Patrícia Soler: Noah, o Caracol, e a Magnólia Negra

{Desafio da semana — 7 de Maio de 2020}


Desenho de Racheli Ben Aharon


Noah, o Caracol, e a Magnólia Negra

Magnólia abria as suas pétalas de veludo negras suavemente, aos primeiros vislumbres de claridade. Acordava e espreguiçava-se para o dia, libertando aromas suaves e deixando escorrer frescas gotas de orvalho matinais.
O jardim mantinha-se quieto e em silêncio divino.
O caracol arrastava-se na sua costumeira direção, ainda mais lento do que nos outros dias. Lento, lento, num deslizar meloso sem fim.
— Noah, estás doente?
— Sim, estou. Muito.
— O que se passa? Onde te dói?
— No coração!
— Vá lá, Noah, coragem! Queres que alguém te acuda?
— Ninguém me pode acudir... Dói demasiado .
— Noah, estás a assustar-me.

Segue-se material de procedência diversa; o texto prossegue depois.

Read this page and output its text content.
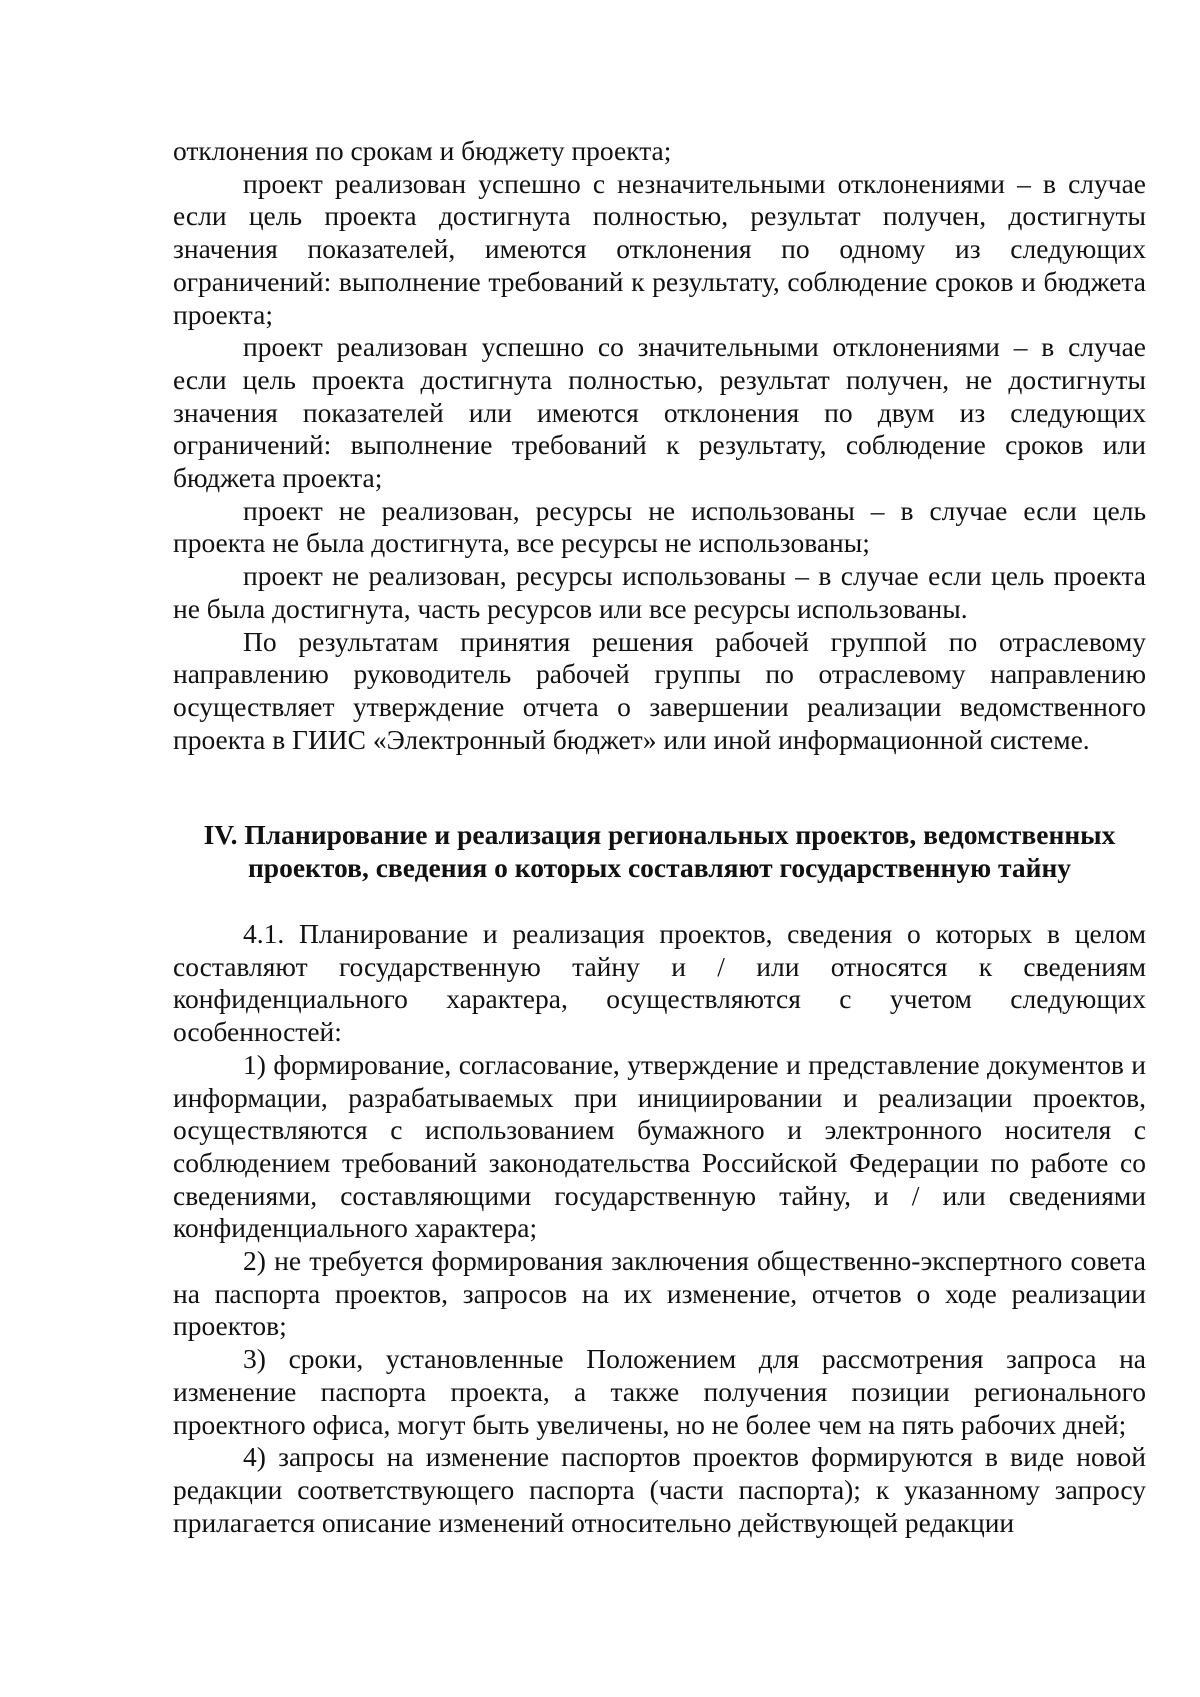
отклонения по срокам и бюджету проекта;

проект реализован успешно с незначительными отклонениями – в случае если цель проекта достигнута полностью, результат получен, достигнуты значения показателей, имеются отклонения по одному из следующих ограничений: выполнение требований к результату, соблюдение сроков и бюджета проекта;

проект реализован успешно со значительными отклонениями – в случае если цель проекта достигнута полностью, результат получен, не достигнуты значения показателей или имеются отклонения по двум из следующих ограничений: выполнение требований к результату, соблюдение сроков или бюджета проекта;

проект не реализован, ресурсы не использованы – в случае если цель проекта не была достигнута, все ресурсы не использованы;

проект не реализован, ресурсы использованы – в случае если цель проекта не была достигнута, часть ресурсов или все ресурсы использованы.

По результатам принятия решения рабочей группой по отраслевому направлению руководитель рабочей группы по отраслевому направлению осуществляет утверждение отчета о завершении реализации ведомственного проекта в ГИИС «Электронный бюджет» или иной информационной системе.

IV. Планирование и реализация региональных проектов, ведомственных
проектов, сведения о которых составляют государственную тайну

4.1. Планирование и реализация проектов, сведения о которых в целом составляют государственную тайну и / или относятся к сведениям конфиденциального характера, осуществляются с учетом следующих особенностей:

1) формирование, согласование, утверждение и представление документов и информации, разрабатываемых при инициировании и реализации проектов, осуществляются с использованием бумажного и электронного носителя с соблюдением требований законодательства Российской Федерации по работе со сведениями, составляющими государственную тайну, и / или сведениями конфиденциального характера;

2) не требуется формирования заключения общественно-экспертного совета на паспорта проектов, запросов на их изменение, отчетов о ходе реализации проектов;

3) сроки, установленные Положением для рассмотрения запроса на изменение паспорта проекта, а также получения позиции регионального проектного офиса, могут быть увеличены, но не более чем на пять рабочих дней;

4) запросы на изменение паспортов проектов формируются в виде новой редакции соответствующего паспорта (части паспорта); к указанному запросу прилагается описание изменений относительно действующей редакции
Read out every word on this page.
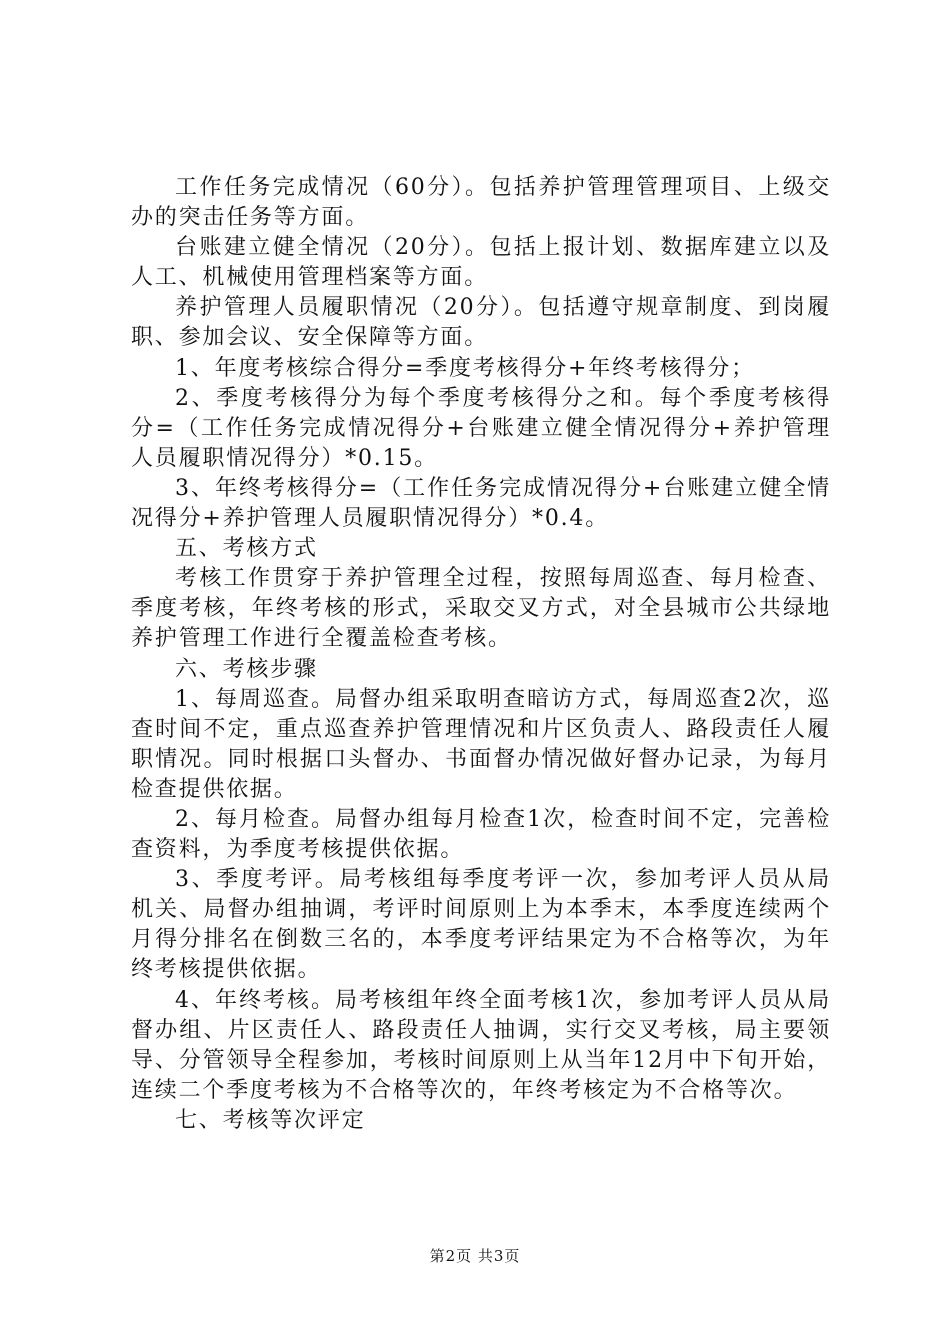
工作任务完成情况（60分）。包括养护管理管理项目、上级交办的突击任务等方面。

台账建立健全情况（20分）。包括上报计划、数据库建立以及人工、机械使用管理档案等方面。

养护管理人员履职情况（20分）。包括遵守规章制度、到岗履职、参加会议、安全保障等方面。

1、年度考核综合得分=季度考核得分+年终考核得分；

2、季度考核得分为每个季度考核得分之和。每个季度考核得分=（工作任务完成情况得分+台账建立健全情况得分+养护管理人员履职情况得分）*0.15。

3、年终考核得分=（工作任务完成情况得分+台账建立健全情况得分+养护管理人员履职情况得分）*0.4。

五、考核方式

考核工作贯穿于养护管理全过程，按照每周巡查、每月检查、季度考核，年终考核的形式，采取交叉方式，对全县城市公共绿地养护管理工作进行全覆盖检查考核。

六、考核步骤

1、每周巡查。局督办组采取明查暗访方式，每周巡查2次，巡查时间不定，重点巡查养护管理情况和片区负责人、路段责任人履职情况。同时根据口头督办、书面督办情况做好督办记录，为每月检查提供依据。

2、每月检查。局督办组每月检查1次，检查时间不定，完善检查资料，为季度考核提供依据。

3、季度考评。局考核组每季度考评一次，参加考评人员从局机关、局督办组抽调，考评时间原则上为本季末，本季度连续两个月得分排名在倒数三名的，本季度考评结果定为不合格等次，为年终考核提供依据。

4、年终考核。局考核组年终全面考核1次，参加考评人员从局督办组、片区责任人、路段责任人抽调，实行交叉考核，局主要领导、分管领导全程参加，考核时间原则上从当年12月中下旬开始，连续二个季度考核为不合格等次的，年终考核定为不合格等次。

七、考核等次评定

第2页 共3页
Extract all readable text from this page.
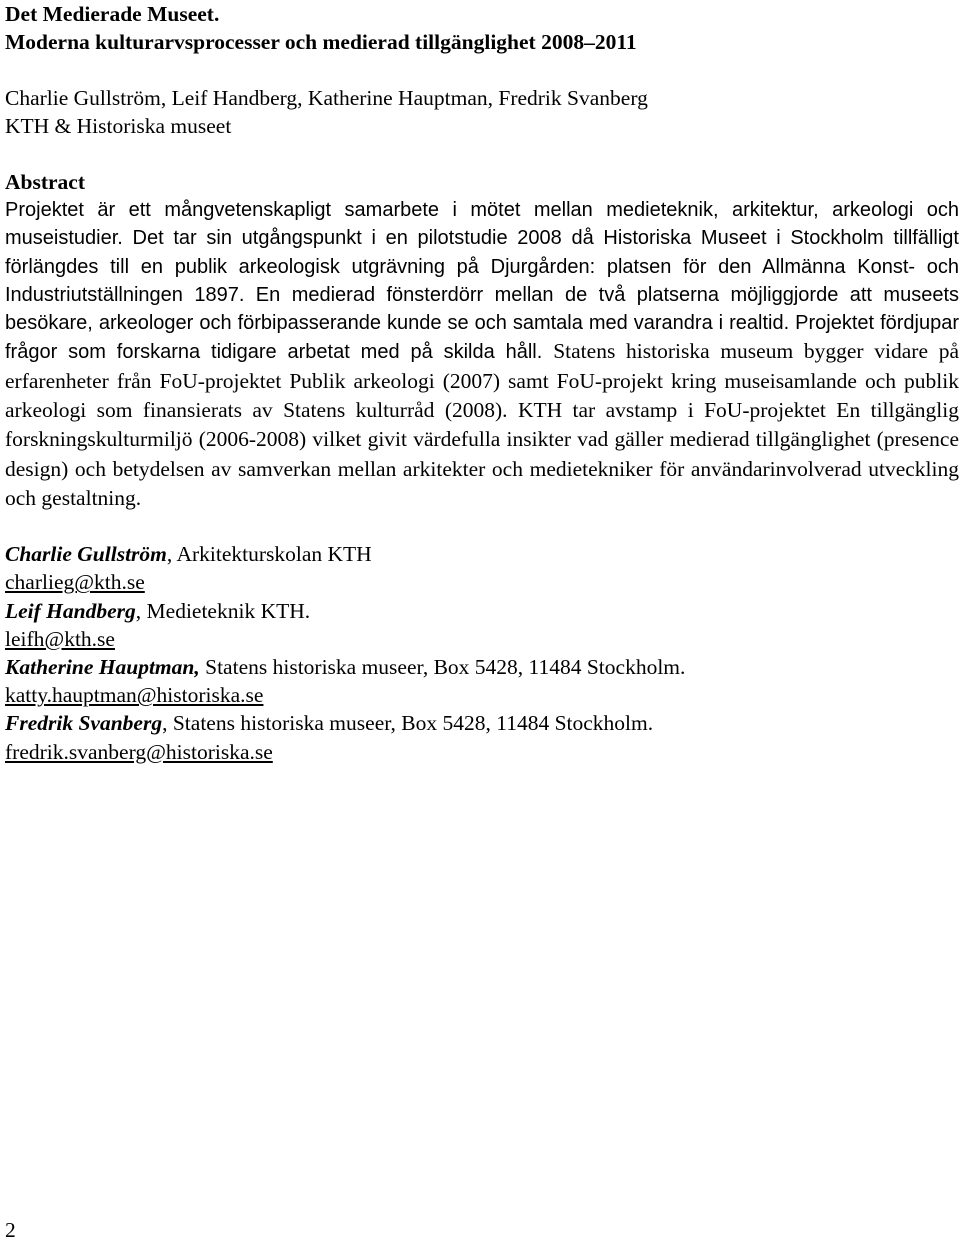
Det Medierade Museet.
Moderna kulturarvsprocesser och medierad tillgänglighet 2008–2011
Charlie Gullström, Leif Handberg, Katherine Hauptman, Fredrik Svanberg
KTH & Historiska museet
Abstract
Projektet är ett mångvetenskapligt samarbete i mötet mellan medieteknik, arkitektur, arkeologi och museistudier. Det tar sin utgångspunkt i en pilotstudie 2008 då Historiska Museet i Stockholm tillfälligt förlängdes till en publik arkeologisk utgrävning på Djurgården: platsen för den Allmänna Konst- och Industriutställningen 1897. En medierad fönsterdörr mellan de två platserna möjliggjorde att museets besökare, arkeologer och förbipasserande kunde se och samtala med varandra i realtid. Projektet fördjupar frågor som forskarna tidigare arbetat med på skilda håll. Statens historiska museum bygger vidare på erfarenheter från FoU-projektet Publik arkeologi (2007) samt FoU-projekt kring museisamlande och publik arkeologi som finansierats av Statens kulturråd (2008). KTH tar avstamp i FoU-projektet En tillgänglig forskningskulturmiljö (2006-2008) vilket givit värdefulla insikter vad gäller medierad tillgänglighet (presence design) och betydelsen av samverkan mellan arkitekter och medietekniker för användarinvolverad utveckling och gestaltning.
Charlie Gullström, Arkitekturskolan KTH
charlieg@kth.se
Leif Handberg, Medieteknik KTH.
leifh@kth.se
Katherine Hauptman, Statens historiska museer, Box 5428, 11484 Stockholm.
katty.hauptman@historiska.se
Fredrik Svanberg, Statens historiska museer, Box 5428, 11484 Stockholm.
fredrik.svanberg@historiska.se
2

Conta-me.
O caracol, ainda mais despedaçado, abeirou-se de Magnólia e desabafou.
— Desisto das pessoas, negra flor, desisto. Não quero mais, estou cansado. Vê como estou cansado.
A sua rígida concha parecia até meio desfigurada, o corpo frágil ainda mais amolecido, e Magnólia não conseguia distinguir se lhe escorriam lágrimas ou gotas de orvalho.
— As pessoas são cruéis, o seu coração é obscuro e o egoísmo consome-as. Vou-me fechar dentro da minha concha para sempre. Para sempre é muito tempo. Não quero mais. Não quero. Vou esquecer as pessoas. Desisto!
Magnólia escutou e ponderou. O que falhou na mente humana? Porque toma estes rumos? Maldade, crueldade, egoísmo. E porque usa a palavra para atacar, para magoar e desiludir, e não para apreciar e elogiar?
Noah diz que deixou de acreditar nas pessoas. Deverá ser esse o seu rumo?
Como poderá ele viver pleno, feliz, em consciência, em absoluto? Fazendo escolhas?
Sim, pode optar. Escolher o que quer para si. Melhor, melhor ainda, o que não quer para si. Todos os dias pode fazer uma escolha, porque todos os dias tem uma alternativa que o leve a viver autenticamente.
E em silêncio, este é essencial para uma tranquilidade plena e absoluta.
Só devemos falar quando permanecer calado equivale a mentir, e há mentiras que não podemos deixar calar.
O Homem pensa, mas nem sempre tenta o seu melhor para conseguir fazer  a coisa certa. Isso é trabalho de muito esforço. E escolhe o caminho mais simples possível — o de não olhar o outro.  Vê com os olhos mas não olha com o coração.
Temos o poder de abrir o nosso coração e a mente, mas isso é uma decisão nossa.
Porque não vivemos todos nesta condição da procura da verdade interior e da plenitude da consciência? Porque não tentamos um pouco todos os dias corrigir os nossos erros e procurar o caminho da fé, seja a fé o que for?
E se à tua volta não procuram o seu caminho, tu tens o direito de escolher a tua paz, a tua quietude, e de não te sentires egoísta por isso.
Podes ficar fechado dentro da tua concha e fazer dela a tua casa, caracol.
— Noah, aconchega-te. Preciso de conversar contigo.